The Idaho NewsGuild won an important victory this week, when the National Labor Relations Board (NLRB) issued a informal settlement agreement stipulating that McClatchy, which owns the Idaho Statesman, cannot unilaterally impose pageview quotas on the paper’s journalists.
Union members said the decision was a victory for readers as well as for employees. “The journalists of the Idaho Statesman journalists no longer have to fear losing their job for missing an arbitrary quota they had no role in setting. It means they don’t have to cede their news judgement to please Facebook’s and Google’s algorithms.”
“But most importantly, it means readers will get their information from journalists chasing news, not clicks,” they said.
The ruling by Region 7 of the NLRB was in response to an Unfair Labor Practice charge filed by union members, which alleged the company violated workers’ protections under federal labor law by unilaterally changing annual performance reviews. The Idaho NewsGuild won union recognition in April 2020.
McClatchy intended to make pageviews and other metrics a mandatory part of employee evaluations, which are used to determine raises and, the company suggested, workers’ place in line for layoffs. “This was brand new to the Idaho Statesman,” union members employees said.

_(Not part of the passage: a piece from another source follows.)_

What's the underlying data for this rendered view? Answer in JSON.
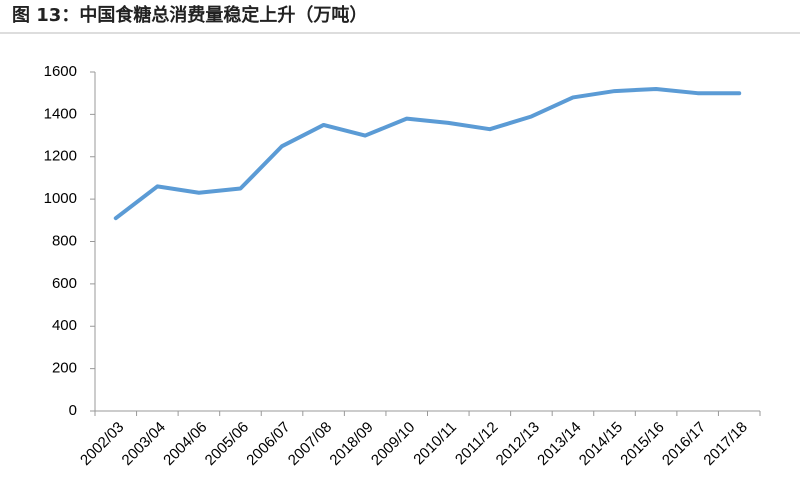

Workers protested internally for months, warning McClatchy that unilaterally imposing the new standards was a violation of its legal obligation to bargain with the union over changes to term of employment. When the company plowed ahead anyway, they initiated the Unfair Labor Practice charge.
“Our most impactful stories — the ones that hold leaders accountable and help you lead a better life — are rarely the ones with the most pageviews,” the union wrote in announcing the decision to readers. “McClatchy’s plan would have led us to deemphasize or abandon those stories in favor of the day’s viral headline.
“Valuable insights can be gleaned from measuring readership,” they said. “But this illegal change threatened our credibility and our relationship with readers, who made it clear they wanted no part in this.
“We owe a heartfelt thank you to all the readers who stood with us in this fight,” they told readers. “It can be scary to take on a national corporation. But you showed we are not alone in the fight to #ProtectIdahoNews.”